A lone woman occupied the bench. She was disheveled, with dirty brown hair. She wore a dress that must have been beautiful a decade ago, but now was tattered and dirty. She sat slumped. Her face was hidden and she wore gloves, so Bonnie couldn’t guess her age. Bonnie wondered if the woman was homeless or a burned-out hippie or something else. Bonnie had expected more people since it was the morning commute, but maybe the woman had scared them away.

Bonnie almost walked away but decided she was being judgmental. She wasn’t going to let a snap judgment ruin her day.

“Hello,” she said as warmly as she could.

The woman turned her head. Her hair fell across her eyes and obscured everything but her chin. It was smooth and pale. Too pale. As if her skin had never been exposed to sunlight. Or any light at all. Like an albino. She didn’t smile.

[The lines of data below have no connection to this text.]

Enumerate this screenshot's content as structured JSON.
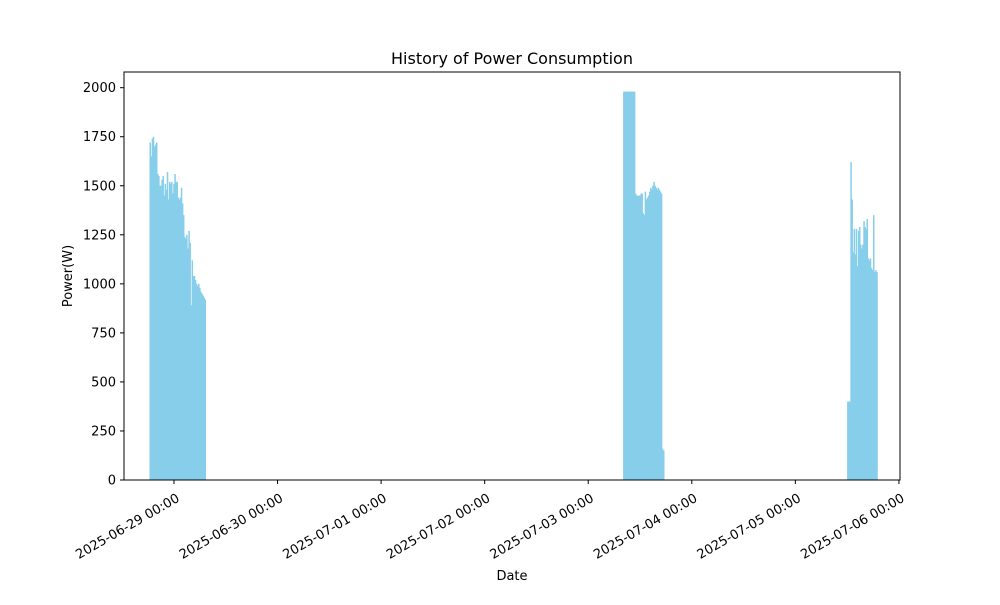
{
  "chart_data": {
    "type": "bar",
    "title": "History of Power Consumption",
    "xlabel": "Date",
    "ylabel": "Power(W)",
    "ylim": [
      0,
      2080
    ],
    "xlim": [
      "2025-06-28 12:25",
      "2025-07-06 00:15"
    ],
    "grid": false,
    "bar_color": "#87CEEB",
    "x_ticks": [
      "2025-06-29 00:00",
      "2025-06-30 00:00",
      "2025-07-01 00:00",
      "2025-07-02 00:00",
      "2025-07-03 00:00",
      "2025-07-04 00:00",
      "2025-07-05 00:00",
      "2025-07-06 00:00"
    ],
    "y_ticks": [
      0,
      250,
      500,
      750,
      1000,
      1250,
      1500,
      1750,
      2000
    ],
    "bar_width_hours": 0.35,
    "series": [
      {
        "x": [
          "2025-06-28 18:30",
          "2025-06-28 18:45",
          "2025-06-28 19:00",
          "2025-06-28 19:15",
          "2025-06-28 19:30",
          "2025-06-28 19:45",
          "2025-06-28 20:00",
          "2025-06-28 20:15",
          "2025-06-28 20:30",
          "2025-06-28 20:45",
          "2025-06-28 21:00",
          "2025-06-28 21:15",
          "2025-06-28 21:30",
          "2025-06-28 21:45",
          "2025-06-28 22:00",
          "2025-06-28 22:15",
          "2025-06-28 22:30",
          "2025-06-28 22:45",
          "2025-06-28 23:00",
          "2025-06-28 23:15",
          "2025-06-28 23:30",
          "2025-06-28 23:45",
          "2025-06-29 00:00",
          "2025-06-29 00:15",
          "2025-06-29 00:30",
          "2025-06-29 00:45",
          "2025-06-29 01:00",
          "2025-06-29 01:15",
          "2025-06-29 01:30",
          "2025-06-29 01:45",
          "2025-06-29 02:00",
          "2025-06-29 02:15",
          "2025-06-29 02:30",
          "2025-06-29 02:45",
          "2025-06-29 03:00",
          "2025-06-29 03:15",
          "2025-06-29 03:30",
          "2025-06-29 03:45",
          "2025-06-29 04:00",
          "2025-06-29 04:15",
          "2025-06-29 04:30",
          "2025-06-29 04:45",
          "2025-06-29 05:00",
          "2025-06-29 05:15",
          "2025-06-29 05:30",
          "2025-06-29 05:45",
          "2025-06-29 06:00",
          "2025-06-29 06:15",
          "2025-06-29 06:30",
          "2025-06-29 06:45",
          "2025-06-29 07:00",
          "2025-06-29 07:15"
        ],
        "values": [
          1720,
          1650,
          1740,
          1750,
          1700,
          1710,
          1720,
          1560,
          1550,
          1500,
          1500,
          1530,
          1550,
          1450,
          1510,
          1480,
          1570,
          1430,
          1520,
          1510,
          1520,
          1460,
          1510,
          1560,
          1520,
          1520,
          1440,
          1430,
          1440,
          1490,
          1410,
          1350,
          1240,
          1230,
          1250,
          1180,
          1270,
          1210,
          890,
          1120,
          1040,
          1040,
          1020,
          1000,
          990,
          1000,
          980,
          960,
          950,
          940,
          930,
          920
        ]
      },
      {
        "x": [
          "2025-07-03 08:15",
          "2025-07-03 08:30",
          "2025-07-03 08:45",
          "2025-07-03 09:00",
          "2025-07-03 09:15",
          "2025-07-03 09:30",
          "2025-07-03 09:45",
          "2025-07-03 10:00",
          "2025-07-03 10:15",
          "2025-07-03 10:30",
          "2025-07-03 10:45",
          "2025-07-03 11:00",
          "2025-07-03 11:15",
          "2025-07-03 11:30",
          "2025-07-03 11:45",
          "2025-07-03 12:00",
          "2025-07-03 12:15",
          "2025-07-03 12:30",
          "2025-07-03 12:45",
          "2025-07-03 13:00",
          "2025-07-03 13:15",
          "2025-07-03 13:30",
          "2025-07-03 13:45",
          "2025-07-03 14:00",
          "2025-07-03 14:15",
          "2025-07-03 14:30",
          "2025-07-03 14:45",
          "2025-07-03 15:00",
          "2025-07-03 15:15",
          "2025-07-03 15:30",
          "2025-07-03 15:45",
          "2025-07-03 16:00",
          "2025-07-03 16:15",
          "2025-07-03 16:30",
          "2025-07-03 16:45",
          "2025-07-03 17:00",
          "2025-07-03 17:15",
          "2025-07-03 17:30"
        ],
        "values": [
          1980,
          1980,
          1980,
          1980,
          1980,
          1980,
          1980,
          1980,
          1980,
          1980,
          1980,
          1460,
          1450,
          1450,
          1450,
          1450,
          1460,
          1460,
          1360,
          1350,
          1470,
          1430,
          1440,
          1450,
          1470,
          1490,
          1480,
          1500,
          1520,
          1500,
          1490,
          1480,
          1490,
          1480,
          1470,
          1460,
          160,
          150
        ]
      },
      {
        "x": [
          "2025-07-05 12:10",
          "2025-07-05 12:25",
          "2025-07-05 12:40",
          "2025-07-05 12:55",
          "2025-07-05 13:10",
          "2025-07-05 13:25",
          "2025-07-05 13:40",
          "2025-07-05 13:55",
          "2025-07-05 14:10",
          "2025-07-05 14:25",
          "2025-07-05 14:40",
          "2025-07-05 14:55",
          "2025-07-05 15:10",
          "2025-07-05 15:25",
          "2025-07-05 15:40",
          "2025-07-05 15:55",
          "2025-07-05 16:10",
          "2025-07-05 16:25",
          "2025-07-05 16:40",
          "2025-07-05 16:55",
          "2025-07-05 17:10",
          "2025-07-05 17:25",
          "2025-07-05 17:40",
          "2025-07-05 17:55",
          "2025-07-05 18:10",
          "2025-07-05 18:25",
          "2025-07-05 18:40",
          "2025-07-05 18:55"
        ],
        "values": [
          400,
          400,
          400,
          1620,
          1430,
          1160,
          1280,
          1150,
          1280,
          1090,
          1270,
          1290,
          1200,
          1180,
          1200,
          1320,
          1290,
          1280,
          1330,
          1130,
          1120,
          1130,
          1080,
          1070,
          1350,
          1060,
          1070,
          1060
        ]
      }
    ]
  }
}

“Hello.” There was a slight rasp in her flat voice.

“Beautiful day, isn’t it?”

“Is it?” The woman raised her head. Her hair clung to her face, refusing to show any more of it. “I hadn’t noticed.”

Bonnie decided the woman was weird, but harmless. If she did scare away the other commuters, it just gave Bonnie more room on the bench. She sat down. A chill passed through her.

“You shouldn’t have done that,” said the woman, shaking her head.

“I’m sorry?”

“You shouldn’t have sat there.”

The woman sighed deeply and a frozen wind swept across the bench. The birdsongs turned shrill. Darkness blotted out the sun, and a gray shadow fell across the bus stop and only the bus stop. The rest of the world was just as bright and warm as before, but the miniature eclipse enveloped the stop in raw, all-consuming hopelessness. There was no other word for it.